Die oberschwäbische Benediktinerabtei Ottobeuren feiert in diesem Jahr ihr 1250-jähriges Bestehen. Aus diesem Anlass haben die Mönche, mit inhaltlicher und großzügiger finanzieller Unterstützung von außerhalb ein zweibändiges Buchprojekt mit dem Titel „Ottobeuren. Barocke Bildwelt des Klostergebäudes in Malerei und Plastik“ im EOS-Verlag herausgegeben. Auf hunderten Bildern – die leider in einigen seltenen Fällen etwas zu klein geraten sind – präsentieren die Herausgeber die Gemälde, Statuen, Stuckarbeiten und andere künstlerische Besonderheiten, welche der Abtei weltweite Berühmtheit verschafft haben. Fast jeder dürfte das Problem kennen, etwa ein Gemälde zu betrachten und dessen Schönheit anzuerkennen, doch das Dargestellte nicht wirklich entschlüsseln zu können. Die beiden Bildbände liefern hier fachkundige Kommentare und Erläuterungen, die dem Leser vielfach neue Dimensionen erschließen.
Gegründet 764 ist die Geschichte der Abtei, die den Heiligen Alexander und Theodor geweiht ist, eng verbunden mit der Geschichte des Heiligen Römischen Reiches Deutscher Nation, das in etwa dem gleichen Zeitraum existierte. Stifter des Kloster waren die alemannische adlige Ehepaar Sylach und Ermiswinth, deren Sohn Toto wenig später der erste Abt von Ottobeuren wurde. Bereits im zehnten Jahrhundert wurde von Bischof Ulrich von Augsburg die Reichsunmittelbarkeit erwirkt, doch wurden die Vogteirechte erst 1710 durch Abt Rupert Ness vom Augsburger Bischof abgelöst.

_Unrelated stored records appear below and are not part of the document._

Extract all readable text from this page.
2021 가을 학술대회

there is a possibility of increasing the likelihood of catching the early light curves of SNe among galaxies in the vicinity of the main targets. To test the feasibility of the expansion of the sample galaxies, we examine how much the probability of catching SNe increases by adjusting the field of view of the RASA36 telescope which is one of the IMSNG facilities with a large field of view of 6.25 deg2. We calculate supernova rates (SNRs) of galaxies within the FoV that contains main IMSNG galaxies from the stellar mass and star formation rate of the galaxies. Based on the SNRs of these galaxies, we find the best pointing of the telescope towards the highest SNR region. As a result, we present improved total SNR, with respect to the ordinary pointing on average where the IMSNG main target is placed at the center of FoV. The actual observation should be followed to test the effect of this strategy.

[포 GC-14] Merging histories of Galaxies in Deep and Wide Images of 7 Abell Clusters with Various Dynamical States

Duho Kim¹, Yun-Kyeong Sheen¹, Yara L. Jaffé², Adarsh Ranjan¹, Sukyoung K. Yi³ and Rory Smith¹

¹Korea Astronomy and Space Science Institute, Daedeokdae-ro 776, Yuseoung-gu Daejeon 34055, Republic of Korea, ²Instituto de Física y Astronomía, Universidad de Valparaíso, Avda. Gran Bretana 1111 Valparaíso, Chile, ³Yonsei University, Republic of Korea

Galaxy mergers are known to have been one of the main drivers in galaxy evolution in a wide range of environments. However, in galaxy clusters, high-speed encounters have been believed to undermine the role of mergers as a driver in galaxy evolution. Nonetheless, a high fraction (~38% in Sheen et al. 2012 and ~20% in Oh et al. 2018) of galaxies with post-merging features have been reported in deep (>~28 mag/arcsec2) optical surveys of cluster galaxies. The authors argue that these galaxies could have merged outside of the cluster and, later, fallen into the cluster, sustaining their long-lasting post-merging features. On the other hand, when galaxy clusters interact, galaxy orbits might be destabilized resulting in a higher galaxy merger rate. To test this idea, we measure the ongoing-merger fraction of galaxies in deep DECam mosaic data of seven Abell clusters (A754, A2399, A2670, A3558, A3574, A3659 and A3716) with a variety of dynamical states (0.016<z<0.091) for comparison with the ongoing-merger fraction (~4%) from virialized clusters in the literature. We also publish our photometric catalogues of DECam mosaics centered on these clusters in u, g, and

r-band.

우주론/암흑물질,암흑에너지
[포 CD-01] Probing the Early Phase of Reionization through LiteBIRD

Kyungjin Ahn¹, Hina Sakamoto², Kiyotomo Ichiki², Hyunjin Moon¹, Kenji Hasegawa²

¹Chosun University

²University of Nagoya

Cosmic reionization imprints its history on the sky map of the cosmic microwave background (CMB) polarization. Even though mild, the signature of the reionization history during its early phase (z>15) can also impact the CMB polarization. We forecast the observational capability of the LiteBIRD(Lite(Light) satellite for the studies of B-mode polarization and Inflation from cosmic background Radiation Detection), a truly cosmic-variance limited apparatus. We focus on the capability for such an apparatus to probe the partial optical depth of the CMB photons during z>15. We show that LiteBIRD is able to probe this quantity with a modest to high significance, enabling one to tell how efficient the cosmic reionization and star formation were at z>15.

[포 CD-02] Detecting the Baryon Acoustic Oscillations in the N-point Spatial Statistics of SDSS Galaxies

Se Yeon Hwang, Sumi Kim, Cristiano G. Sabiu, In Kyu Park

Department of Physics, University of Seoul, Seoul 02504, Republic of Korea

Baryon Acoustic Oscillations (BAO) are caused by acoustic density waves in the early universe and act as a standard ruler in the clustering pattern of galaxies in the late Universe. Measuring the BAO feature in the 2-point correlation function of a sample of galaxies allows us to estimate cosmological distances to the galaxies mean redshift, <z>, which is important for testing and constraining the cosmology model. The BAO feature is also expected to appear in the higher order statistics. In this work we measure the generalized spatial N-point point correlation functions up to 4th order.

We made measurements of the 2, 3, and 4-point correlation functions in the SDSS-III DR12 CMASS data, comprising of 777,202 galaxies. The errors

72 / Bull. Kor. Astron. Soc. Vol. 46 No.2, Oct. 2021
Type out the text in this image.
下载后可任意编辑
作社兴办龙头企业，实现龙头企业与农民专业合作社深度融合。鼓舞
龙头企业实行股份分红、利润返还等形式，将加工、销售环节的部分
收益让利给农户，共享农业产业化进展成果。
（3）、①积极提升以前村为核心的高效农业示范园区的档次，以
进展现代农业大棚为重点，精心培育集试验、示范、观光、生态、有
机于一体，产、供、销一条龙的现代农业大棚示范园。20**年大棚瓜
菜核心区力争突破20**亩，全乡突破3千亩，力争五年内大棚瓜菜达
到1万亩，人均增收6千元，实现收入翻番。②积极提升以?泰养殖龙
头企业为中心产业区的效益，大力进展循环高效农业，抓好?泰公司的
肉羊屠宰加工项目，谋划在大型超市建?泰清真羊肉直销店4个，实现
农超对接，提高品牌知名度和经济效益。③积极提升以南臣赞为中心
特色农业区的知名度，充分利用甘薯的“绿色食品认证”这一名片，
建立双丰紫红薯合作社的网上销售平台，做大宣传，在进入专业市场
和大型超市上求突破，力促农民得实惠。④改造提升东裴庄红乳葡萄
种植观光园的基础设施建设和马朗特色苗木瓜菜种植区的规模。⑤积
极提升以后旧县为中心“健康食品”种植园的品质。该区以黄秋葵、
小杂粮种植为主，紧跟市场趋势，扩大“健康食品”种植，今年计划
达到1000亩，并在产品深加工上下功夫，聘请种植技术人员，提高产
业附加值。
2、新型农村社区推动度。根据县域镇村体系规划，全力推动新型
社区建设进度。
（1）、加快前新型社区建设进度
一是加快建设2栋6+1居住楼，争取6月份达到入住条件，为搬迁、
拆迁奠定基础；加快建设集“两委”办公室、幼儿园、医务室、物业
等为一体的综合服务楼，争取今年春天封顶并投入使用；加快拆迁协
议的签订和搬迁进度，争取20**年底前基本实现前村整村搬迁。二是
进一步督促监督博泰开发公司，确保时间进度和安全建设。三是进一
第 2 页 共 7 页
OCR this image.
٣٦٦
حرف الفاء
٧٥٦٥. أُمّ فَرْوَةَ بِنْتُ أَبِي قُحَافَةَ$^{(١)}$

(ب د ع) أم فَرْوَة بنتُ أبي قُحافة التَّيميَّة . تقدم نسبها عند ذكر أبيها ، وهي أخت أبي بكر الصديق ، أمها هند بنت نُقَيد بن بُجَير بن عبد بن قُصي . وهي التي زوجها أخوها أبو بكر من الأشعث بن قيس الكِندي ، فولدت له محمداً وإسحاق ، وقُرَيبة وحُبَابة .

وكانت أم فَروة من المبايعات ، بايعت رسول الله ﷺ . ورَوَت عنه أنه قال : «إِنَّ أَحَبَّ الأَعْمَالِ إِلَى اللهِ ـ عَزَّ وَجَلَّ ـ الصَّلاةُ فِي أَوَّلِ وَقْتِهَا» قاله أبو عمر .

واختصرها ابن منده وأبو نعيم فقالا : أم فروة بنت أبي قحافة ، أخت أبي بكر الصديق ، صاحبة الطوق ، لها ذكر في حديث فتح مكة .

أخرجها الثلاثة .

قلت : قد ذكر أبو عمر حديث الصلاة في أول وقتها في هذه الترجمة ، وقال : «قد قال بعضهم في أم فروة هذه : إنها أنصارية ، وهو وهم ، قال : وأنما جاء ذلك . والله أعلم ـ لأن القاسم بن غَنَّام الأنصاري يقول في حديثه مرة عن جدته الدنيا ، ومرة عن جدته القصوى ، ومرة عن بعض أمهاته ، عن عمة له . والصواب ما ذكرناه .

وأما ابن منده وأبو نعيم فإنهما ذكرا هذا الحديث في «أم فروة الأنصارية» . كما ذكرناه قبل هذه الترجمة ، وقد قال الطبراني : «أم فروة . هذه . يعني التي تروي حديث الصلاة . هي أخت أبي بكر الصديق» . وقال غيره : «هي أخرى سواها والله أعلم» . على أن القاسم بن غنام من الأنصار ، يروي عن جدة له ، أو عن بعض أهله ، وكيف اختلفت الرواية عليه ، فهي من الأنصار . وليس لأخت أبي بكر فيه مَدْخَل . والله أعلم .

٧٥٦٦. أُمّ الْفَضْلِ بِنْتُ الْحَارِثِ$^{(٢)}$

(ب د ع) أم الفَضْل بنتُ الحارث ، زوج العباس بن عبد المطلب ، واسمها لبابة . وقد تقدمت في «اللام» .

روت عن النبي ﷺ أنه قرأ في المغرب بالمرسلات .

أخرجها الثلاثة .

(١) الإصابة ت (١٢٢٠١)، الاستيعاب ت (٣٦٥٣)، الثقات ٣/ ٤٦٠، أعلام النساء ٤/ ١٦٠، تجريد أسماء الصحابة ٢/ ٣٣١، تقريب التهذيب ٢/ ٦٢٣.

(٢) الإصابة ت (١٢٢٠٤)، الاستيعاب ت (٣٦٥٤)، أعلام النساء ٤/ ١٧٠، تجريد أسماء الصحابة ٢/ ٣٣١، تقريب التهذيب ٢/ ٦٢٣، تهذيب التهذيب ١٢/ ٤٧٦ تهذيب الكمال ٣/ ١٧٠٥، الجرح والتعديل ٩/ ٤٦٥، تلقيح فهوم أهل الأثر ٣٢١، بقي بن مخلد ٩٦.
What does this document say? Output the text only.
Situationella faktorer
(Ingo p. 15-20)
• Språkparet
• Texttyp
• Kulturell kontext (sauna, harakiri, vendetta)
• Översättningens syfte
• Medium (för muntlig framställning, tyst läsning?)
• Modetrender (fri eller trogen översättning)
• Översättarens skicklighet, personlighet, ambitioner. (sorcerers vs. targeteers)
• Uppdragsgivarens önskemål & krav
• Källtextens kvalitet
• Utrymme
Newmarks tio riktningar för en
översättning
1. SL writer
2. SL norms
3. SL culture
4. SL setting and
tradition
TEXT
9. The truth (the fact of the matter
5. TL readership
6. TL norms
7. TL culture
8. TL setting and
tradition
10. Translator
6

Die barocke Klosteranlage des 18. Jahrhunderts, wie wir sie heute noch kennen, hat die enormen Ausmaße von 480 mal 430 Metern und geht zurück auf die Initiative des bereits erwähnten Abtes Rupert Ness. Die vollständige Reichsunmittelbarkeit bedeutete, dass Abt Rupert uneingeschränkter Landes- und Gerichtsherr über ein Gebiet von rund 265 Quadratkilometern und etwa 10.000 Einwohnern war. Der reichsunmittelbare Status von Ottobeuren erklärt auch die prunkvolle Ausstattung der Gebäude, die natürlich nicht nur dem klösterlichen Leben, sondern auch der Verwaltung des Hoheitsgebietes der Abtei zu dienen hatten.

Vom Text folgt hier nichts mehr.